ECLI:NL:CRVB:2007:BA7324
Centrale Raad van Beroep
- Hoger beroep
- Rechtspraak.nl
Onbevoegdheid van de Centrale Raad van Beroep in hoger beroep tegen de Sociale Verzekeringsbank
In deze zaak heeft de Centrale Raad van Beroep op 23 mei 2007 uitspraak gedaan in hoger beroep tegen een beslissing van de rechtbank Amsterdam van 21 oktober 2005. De rechtbank had het beroep van betrokkene tegen het niet tijdig nemen van een besluit door de Sociale Verzekeringsbank (Svb) niet-ontvankelijk verklaard, omdat het bezwaarschrift prematuur was ingediend. Betrokkene had op 16 november 2005 een brief gestuurd naar de rechtbank, waarin hij beroep instelde tegen het niet tijdig beslissen op zijn bezwaar van 10 maart 2004. Deze brief werd ten onrechte door de rechtbank doorgestuurd naar de Centrale Raad als hoger-beroepschrift.
De Centrale Raad heeft vastgesteld dat de brief van betrokkene geen hoger beroep inhoudt, maar een verzoek om een passende vergoeding of smartengeld. De Raad heeft de Svb in de gelegenheid gesteld om een schikkingsvoorstel te doen, maar betrokkene heeft dit voorstel verworpen. De Raad heeft vervolgens besloten dat de nadere zitting achterwege blijft en het onderzoek is gesloten.

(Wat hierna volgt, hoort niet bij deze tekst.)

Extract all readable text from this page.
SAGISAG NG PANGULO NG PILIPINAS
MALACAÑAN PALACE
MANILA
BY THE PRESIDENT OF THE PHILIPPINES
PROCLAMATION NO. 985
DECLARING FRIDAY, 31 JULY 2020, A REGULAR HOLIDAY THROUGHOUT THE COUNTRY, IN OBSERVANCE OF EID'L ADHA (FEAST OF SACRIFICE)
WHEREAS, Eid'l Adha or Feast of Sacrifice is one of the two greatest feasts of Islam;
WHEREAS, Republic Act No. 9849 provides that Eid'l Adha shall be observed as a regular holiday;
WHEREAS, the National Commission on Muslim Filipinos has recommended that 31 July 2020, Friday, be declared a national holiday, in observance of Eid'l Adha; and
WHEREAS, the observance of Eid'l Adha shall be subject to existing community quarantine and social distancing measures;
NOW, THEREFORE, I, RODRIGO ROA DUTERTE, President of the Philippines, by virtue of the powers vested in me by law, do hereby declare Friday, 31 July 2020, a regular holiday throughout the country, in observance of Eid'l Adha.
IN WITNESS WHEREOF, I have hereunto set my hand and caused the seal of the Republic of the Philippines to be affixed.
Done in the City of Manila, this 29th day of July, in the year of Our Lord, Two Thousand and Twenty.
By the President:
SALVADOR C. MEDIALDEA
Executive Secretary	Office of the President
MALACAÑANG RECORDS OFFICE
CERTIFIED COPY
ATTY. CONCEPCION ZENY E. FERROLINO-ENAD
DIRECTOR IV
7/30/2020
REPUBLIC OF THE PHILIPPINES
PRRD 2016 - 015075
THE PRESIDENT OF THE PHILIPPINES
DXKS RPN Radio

De Raad heeft geconcludeerd dat de rechtbank zich ervan bewust was dat de uitkomst voor betrokkene onbevredigend was, maar dat dit niet leidde tot gegrondverklaring van het beroep. De Raad heeft zich onbevoegd verklaard en bepaald dat de griffier van de Raad het door betrokkene betaalde griffierecht dient terug te betalen. De uitspraak is gedaan door T.G.M. Simons, in tegenwoordigheid van griffier R.L. Rijnen.